Gelsinger argued that the Taiwan and Korean governments are providing massive subsidies to support local chipmakers.
"How do you compete with a 30 to 40% subsidy? Because that means we're not competing with TSMC or Samsung, we're competing with Taiwan and Korea," he said. "The subsidies in China are even more significant."


He did mention 30...40% but it's not clear what specifically he referred to. The numbers are probably wrong either way but one should not to compare FAB costs to Taiwan government budget just based on this statement.
You're splitting hairs. He knows exactly what he's saying and we all know what he means.

And he says this while taking huge subsidies from the Israeli and Irish governments for building fabs there.

Pot, kettle, black.
 

count

Well-known member
You're splitting hairs. He knows exactly what he's saying and we all know what he means.

And he says this while taking huge subsidies from the Israeli and Irish governments for building fabs there.

Pot, kettle, black.
Gelsinger just tipped his hand. If you read between the lines, what he just said was that TSMC's costs are 30-40% lower than Intel's.
 

hist78

Well-known member
and Intel is constantly talking bad about TSMC and Apple. lol.

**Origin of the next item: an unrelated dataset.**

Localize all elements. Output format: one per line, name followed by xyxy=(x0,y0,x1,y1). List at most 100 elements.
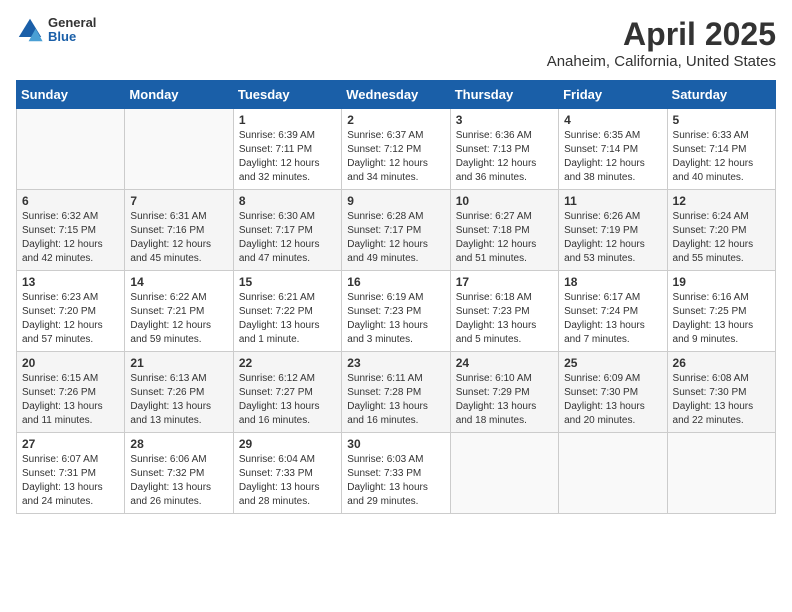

I can't think about any CEOs who behaved like Pat Galsinger: constantly attacking the very same company he wants to build long lasting relationship with.

Does Apple really need Intel in order to be prosperous? I don't think so.

Does TSMC must have Intel as a customer in order to grow business and to innovate? I don't think that is necessary.

I'm wondering if Intel's board of directors really know what Pat Gelsinger is thinking.